Das Säuglingsheim beherbergte eine Station mit 40 Betten für gesunde Kinder, eine Krankenstation mit 30 Betten und eine Entbindungsstation mit 12 Betten.
Diese Station, für die damals Schwester Herta Schulze verantwortlich war, musste im Jahre 1957 aufgegeben werden und auch die Säuglingspflegeschule konnte auf Grund fehlender staatlicher Anerkennung nach 1945 seine Arbeit nicht wieder aufnehmen.
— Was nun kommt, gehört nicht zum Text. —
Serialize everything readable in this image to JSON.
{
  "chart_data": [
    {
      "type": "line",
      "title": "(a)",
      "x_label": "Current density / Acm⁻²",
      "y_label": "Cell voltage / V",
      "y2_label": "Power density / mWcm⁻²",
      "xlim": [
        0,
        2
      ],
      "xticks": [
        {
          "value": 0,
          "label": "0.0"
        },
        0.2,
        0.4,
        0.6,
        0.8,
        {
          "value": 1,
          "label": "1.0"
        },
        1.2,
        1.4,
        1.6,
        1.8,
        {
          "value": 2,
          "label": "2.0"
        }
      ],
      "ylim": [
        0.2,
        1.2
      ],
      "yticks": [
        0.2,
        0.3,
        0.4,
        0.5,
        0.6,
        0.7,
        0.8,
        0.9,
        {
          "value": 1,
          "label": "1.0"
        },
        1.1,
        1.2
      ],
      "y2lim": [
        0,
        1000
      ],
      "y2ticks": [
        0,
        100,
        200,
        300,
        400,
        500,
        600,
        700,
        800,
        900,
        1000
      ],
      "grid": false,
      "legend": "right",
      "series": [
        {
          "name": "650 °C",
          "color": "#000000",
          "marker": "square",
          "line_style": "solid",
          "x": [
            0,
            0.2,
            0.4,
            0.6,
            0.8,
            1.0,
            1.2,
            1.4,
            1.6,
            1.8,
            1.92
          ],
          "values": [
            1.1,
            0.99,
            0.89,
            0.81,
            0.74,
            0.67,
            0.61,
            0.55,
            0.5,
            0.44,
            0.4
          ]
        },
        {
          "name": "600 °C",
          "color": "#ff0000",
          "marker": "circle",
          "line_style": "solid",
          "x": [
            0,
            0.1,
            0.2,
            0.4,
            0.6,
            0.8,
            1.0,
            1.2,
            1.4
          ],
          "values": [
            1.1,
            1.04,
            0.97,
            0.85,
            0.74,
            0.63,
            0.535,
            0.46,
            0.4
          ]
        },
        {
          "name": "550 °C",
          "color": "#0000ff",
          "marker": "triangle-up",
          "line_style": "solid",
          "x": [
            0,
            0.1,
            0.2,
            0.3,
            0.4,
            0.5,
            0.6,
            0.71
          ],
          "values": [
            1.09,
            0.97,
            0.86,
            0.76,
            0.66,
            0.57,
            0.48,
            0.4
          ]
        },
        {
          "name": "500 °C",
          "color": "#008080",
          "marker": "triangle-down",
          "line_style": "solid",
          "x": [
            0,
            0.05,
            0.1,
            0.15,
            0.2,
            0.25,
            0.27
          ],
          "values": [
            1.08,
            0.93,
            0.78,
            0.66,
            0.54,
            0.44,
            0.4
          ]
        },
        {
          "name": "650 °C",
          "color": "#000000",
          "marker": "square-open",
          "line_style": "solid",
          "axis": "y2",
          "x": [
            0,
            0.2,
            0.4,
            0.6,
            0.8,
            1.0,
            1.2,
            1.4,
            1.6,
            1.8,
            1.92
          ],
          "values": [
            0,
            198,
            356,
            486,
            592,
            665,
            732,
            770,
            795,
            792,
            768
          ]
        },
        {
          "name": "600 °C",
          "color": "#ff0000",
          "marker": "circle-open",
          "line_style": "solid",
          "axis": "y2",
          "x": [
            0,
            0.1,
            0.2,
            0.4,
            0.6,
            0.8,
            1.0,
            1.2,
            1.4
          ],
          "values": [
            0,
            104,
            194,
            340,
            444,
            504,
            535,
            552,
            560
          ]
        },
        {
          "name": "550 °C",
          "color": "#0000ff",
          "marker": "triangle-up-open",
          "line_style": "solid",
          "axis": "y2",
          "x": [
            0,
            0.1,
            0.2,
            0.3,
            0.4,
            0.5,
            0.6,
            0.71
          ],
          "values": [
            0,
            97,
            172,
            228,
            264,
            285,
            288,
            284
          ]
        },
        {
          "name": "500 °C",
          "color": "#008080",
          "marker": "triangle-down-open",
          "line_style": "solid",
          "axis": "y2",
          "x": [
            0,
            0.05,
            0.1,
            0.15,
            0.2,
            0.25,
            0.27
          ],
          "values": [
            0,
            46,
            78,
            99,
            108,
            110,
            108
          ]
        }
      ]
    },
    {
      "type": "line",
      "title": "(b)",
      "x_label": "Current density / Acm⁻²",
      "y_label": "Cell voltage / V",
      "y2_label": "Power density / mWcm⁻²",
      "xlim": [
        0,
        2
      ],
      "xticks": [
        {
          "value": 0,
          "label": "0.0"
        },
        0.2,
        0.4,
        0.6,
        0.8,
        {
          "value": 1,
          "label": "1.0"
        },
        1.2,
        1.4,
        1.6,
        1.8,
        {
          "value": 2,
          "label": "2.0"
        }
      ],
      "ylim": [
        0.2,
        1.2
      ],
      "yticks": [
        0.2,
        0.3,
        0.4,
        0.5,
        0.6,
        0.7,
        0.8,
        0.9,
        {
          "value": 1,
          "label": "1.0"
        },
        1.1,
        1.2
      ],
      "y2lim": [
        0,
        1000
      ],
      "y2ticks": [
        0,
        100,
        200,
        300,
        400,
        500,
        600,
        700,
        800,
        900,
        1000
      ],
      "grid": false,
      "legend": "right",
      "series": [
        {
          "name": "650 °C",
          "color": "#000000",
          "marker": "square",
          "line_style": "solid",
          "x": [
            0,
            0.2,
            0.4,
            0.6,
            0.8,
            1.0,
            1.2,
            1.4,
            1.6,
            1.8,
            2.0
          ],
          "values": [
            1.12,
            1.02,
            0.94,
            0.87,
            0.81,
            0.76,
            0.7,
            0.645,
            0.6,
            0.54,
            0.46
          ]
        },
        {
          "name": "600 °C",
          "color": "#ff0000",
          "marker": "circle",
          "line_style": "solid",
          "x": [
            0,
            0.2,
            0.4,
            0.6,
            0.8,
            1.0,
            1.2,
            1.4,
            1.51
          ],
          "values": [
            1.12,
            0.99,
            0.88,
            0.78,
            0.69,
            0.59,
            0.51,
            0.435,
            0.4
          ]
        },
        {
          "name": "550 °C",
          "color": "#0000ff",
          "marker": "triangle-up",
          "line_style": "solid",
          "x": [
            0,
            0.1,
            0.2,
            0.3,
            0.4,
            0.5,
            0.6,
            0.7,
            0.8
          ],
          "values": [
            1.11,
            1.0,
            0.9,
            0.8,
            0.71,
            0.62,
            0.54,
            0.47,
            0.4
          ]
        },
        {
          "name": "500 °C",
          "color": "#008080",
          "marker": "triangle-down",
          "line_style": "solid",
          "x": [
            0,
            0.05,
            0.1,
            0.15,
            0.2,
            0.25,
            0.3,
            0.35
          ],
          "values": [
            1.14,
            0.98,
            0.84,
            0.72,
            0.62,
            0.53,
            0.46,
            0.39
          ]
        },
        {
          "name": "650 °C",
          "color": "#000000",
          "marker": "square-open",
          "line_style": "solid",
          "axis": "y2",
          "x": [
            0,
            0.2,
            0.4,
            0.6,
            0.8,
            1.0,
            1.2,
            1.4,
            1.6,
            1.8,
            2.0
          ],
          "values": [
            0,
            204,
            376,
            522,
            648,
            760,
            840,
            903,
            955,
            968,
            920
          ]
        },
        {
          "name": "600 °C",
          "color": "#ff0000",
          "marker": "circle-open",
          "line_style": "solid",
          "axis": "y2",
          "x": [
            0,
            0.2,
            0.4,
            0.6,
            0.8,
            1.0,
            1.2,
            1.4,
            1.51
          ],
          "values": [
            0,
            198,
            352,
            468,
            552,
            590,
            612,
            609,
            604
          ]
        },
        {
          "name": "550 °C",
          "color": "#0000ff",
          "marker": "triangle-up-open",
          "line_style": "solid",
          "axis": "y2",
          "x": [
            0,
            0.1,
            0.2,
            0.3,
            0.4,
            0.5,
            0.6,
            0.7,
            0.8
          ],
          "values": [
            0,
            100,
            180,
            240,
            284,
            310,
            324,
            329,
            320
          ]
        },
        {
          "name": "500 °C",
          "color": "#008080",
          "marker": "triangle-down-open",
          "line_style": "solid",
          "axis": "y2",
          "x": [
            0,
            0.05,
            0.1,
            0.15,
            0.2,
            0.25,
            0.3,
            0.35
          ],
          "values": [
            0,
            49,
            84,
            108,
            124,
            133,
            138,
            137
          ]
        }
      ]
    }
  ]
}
Im Februar 1945 wurde das Säuglingsheim evakuiert. Erst im Juli 1946 konnten alle Heimbewohner und Pflegepersonal nach Salem zurückkehren.

 

Pastor Reinhold Winkelmann, unter dessen Leitung die beiden Häuser gebaut wurden, war es vergönnt, 21 Jahre als Leiter der Oberlausitzer Synodaldiakonie und gleichzeitig als Pfarrer der Kirchgemeinde Kunnerwitz sehr erfolgreich wirken zu können.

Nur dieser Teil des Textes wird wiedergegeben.